Sunday, November 06, 2005

Rebranding

Rebranding is a term from the marketing world. Instead of re-creating your product, you create a new image for it or you recast your competition's product in a negative light. Properly done, it can work wonders: See Classic Coke following the New Coke fiasco, Wal-Mart's attempt to recast itself as an environmentally-friendly, good neighbor, great place to work and the Republican party's recasting of both itself and of Democrats.

Say the word Democrat and what answer do you get? Tax-and-spend, gay rights, baby killer, soft on defense, liberal (the latter isn't all wrong). Now try it with Republican. Values. Fiscal discipline, patriotism, strong defense, responsibility, conservative (the latter isn't all right). Given the historical record and the current state of the Bush administration, none of the statements about either party prove to be true. Yet they're almost automatic responses. We've been rebranded.
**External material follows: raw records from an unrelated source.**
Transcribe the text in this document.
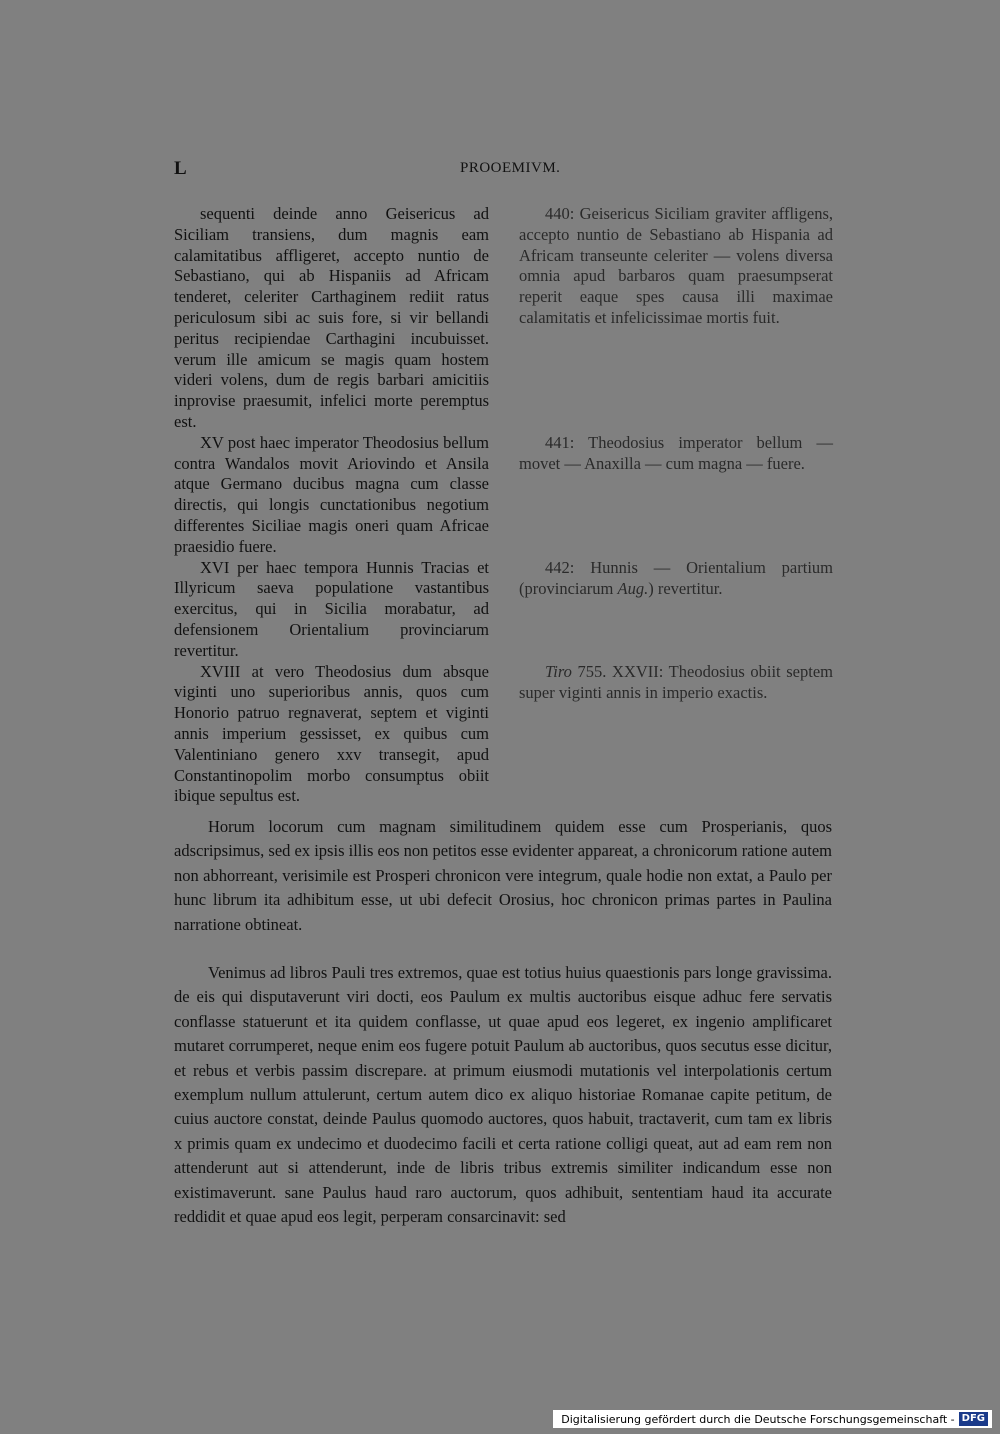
L	PROOEMIVM.

sequenti deinde anno Geisericus ad Siciliam transiens, dum magnis eam calamitatibus affligeret, accepto nuntio de Sebastiano, qui ab Hispaniis ad Africam tenderet, celeriter Carthaginem rediit ratus periculosum sibi ac suis fore, si vir bellandi peritus recipiendae Carthagini incubuisset. verum ille amicum se magis quam hostem videri volens, dum de regis barbari amicitiis inprovise praesumit, infelici morte peremptus est.

XV post haec imperator Theodosius bellum contra Wandalos movit Ariovindo et Ansila atque Germano ducibus magna cum classe directis, qui longis cunctationibus negotium differentes Siciliae magis oneri quam Africae praesidio fuere.

XVI per haec tempora Hunnis Tracias et Illyricum saeva populatione vastantibus exercitus, qui in Sicilia morabatur, ad defensionem Orientalium provinciarum revertitur.

XVIII at vero Theodosius dum absque viginti uno superioribus annis, quos cum Honorio patruo regnaverat, septem et viginti annis imperium gessisset, ex quibus cum Valentiniano genero xxv transegit, apud Constantinopolim morbo consumptus obiit ibique sepultus est.

440: Geisericus Siciliam graviter affligens, accepto nuntio de Sebastiano ab Hispania ad Africam transeunte celeriter — volens diversa omnia apud barbaros quam praesumpserat reperit eaque spes causa illi maximae calamitatis et infelicissimae mortis fuit.

441: Theodosius imperator bellum — movet — Anaxilla — cum magna — fuere.

442: Hunnis — Orientalium partium (provinciarum Aug.) revertitur.

Tiro 755. XXVII: Theodosius obiit septem super viginti annis in imperio exactis.

Horum locorum cum magnam similitudinem quidem esse cum Prosperianis, quos adscripsimus, sed ex ipsis illis eos non petitos esse evidenter appareat, a chronicorum ratione autem non abhorreant, verisimile est Prosperi chronicon vere integrum, quale hodie non extat, a Paulo per hunc librum ita adhibitum esse, ut ubi defecit Orosius, hoc chronicon primas partes in Paulina narratione obtineat.

Venimus ad libros Pauli tres extremos, quae est totius huius quaestionis pars longe gravissima. de eis qui disputaverunt viri docti, eos Paulum ex multis auctoribus eisque adhuc fere servatis conflasse statuerunt et ita quidem conflasse, ut quae apud eos legeret, ex ingenio amplificaret mutaret corrumperet, neque enim eos fugere potuit Paulum ab auctoribus, quos secutus esse dicitur, et rebus et verbis passim discrepare. at primum eiusmodi mutationis vel interpolationis certum exemplum nullum attulerunt, certum autem dico ex aliquo historiae Romanae capite petitum, de cuius auctore constat, deinde Paulus quomodo auctores, quos habuit, tractaverit, cum tam ex libris x primis quam ex undecimo et duodecimo facili et certa ratione colligi queat, aut ad eam rem non attenderunt aut si attenderunt, inde de libris tribus extremis similiter indicandum esse non existimaverunt. sane Paulus haud raro auctorum, quos adhibuit, sententiam haud ita accurate reddidit et quae apud eos legit, perperam consarcinavit: sed

Digitalisierung gefördert durch die Deutsche Forschungsgemeinschaft - DFG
The Republicans in actuality are socially conservative and fiscally liberal. By socially conservative, I mean their policies favor organizations such as churches, the States, companies and wealthy individuals. They are anti-Federal government except where it benefits the organizations they support. They favor simple, uniform solutions to social problems. They are pro-status quo. At one time they were also fiscally conservative. In Ronald Reagan's day, the Democrats ran things, the highest U. S. tax bracket was 70 percent and the common joke was the Welfare Cadillac. Reagan reasoned, rightly so, that by lowering the upper tax brackets, he would stimulate the economy through increased investment (although the newly-created wealth never "trickled down", an error Reagan himself admitted to be the worst of his presidency). Seventy percent was excessive and needed to be trimmed. Social excesses also needed to be reduced. He was effective, although an ethical breach (Iran-Contra) limited his success in his second term.

Fast-forward to today. Today's Republicans are still socially conservative: They want prayer in school, they want to eliminate basic rights, they want to support the big institutions that support them, the Churches (Government support of faith-based initiatives), big business (relaxation of environmental laws, tax breaks), wealthy individuals (eliminating capital gains and dividend taxes) and they support simplistic solutions to complex social problems (take away the money and they'll find jobs). Unfortunately they no longer have fiscal discipline, see the highway bill for a stunning example of fiscal liberalism. The Republicans have become socially conservative and fiscally liberal. They're using tax money to fund the organizations that support them and to fund them handsomely while running up huge Federal deficits.

Despite the Republican rebranding of us so-called liberals, we are fiscally conservative. We've just been rebranded as socially and fiscally liberal. Social liberalism favors the individual in their rights and their benefits at the expense of organizations. Civil rights legislation is an example of granting rights at the expense of business, social and political organizations. We do not dabble in the religious other than to keep us free of it at any Governmental level. We favor progressive taxation. If this sounds like good policy, it is. The only place in the political spectrum that compares is moderation in both dimensions, John McCain providing an example. What we need to do is communicate our position: We favor individual rights and will only infringe on the rights of business, social, religious and political organizations when they impose unfairly on the rights of the individual. Then it's no longer gay rights, it's extending basic freedoms to all individuals. It's progressive taxation rather than unfairly burdening the rich. It's championing rights rather than imposing our will on others. It's the respect of a moment of respectful silence that a child can do with what he or she pleases before beginning the school day including pray. It's about fairness and justice for the individual, what the Founding Fathers really meant when they wrote the Constitution, not about the furtherance of corporate America or mega-Churches.

We need to rebrand ourselves as the protectors of individual rights, as measured on national defense, as fair and just. The Republicans are currently doing a great job of rebranding themselves, as they did under Nixon and to a lesser degree under Reagan. Clinton had his shortcomings but they were his own. Borrowing a page from Newt Gingrich's Contract with America, we need to sieze the initiative and rebrand ourselves as well.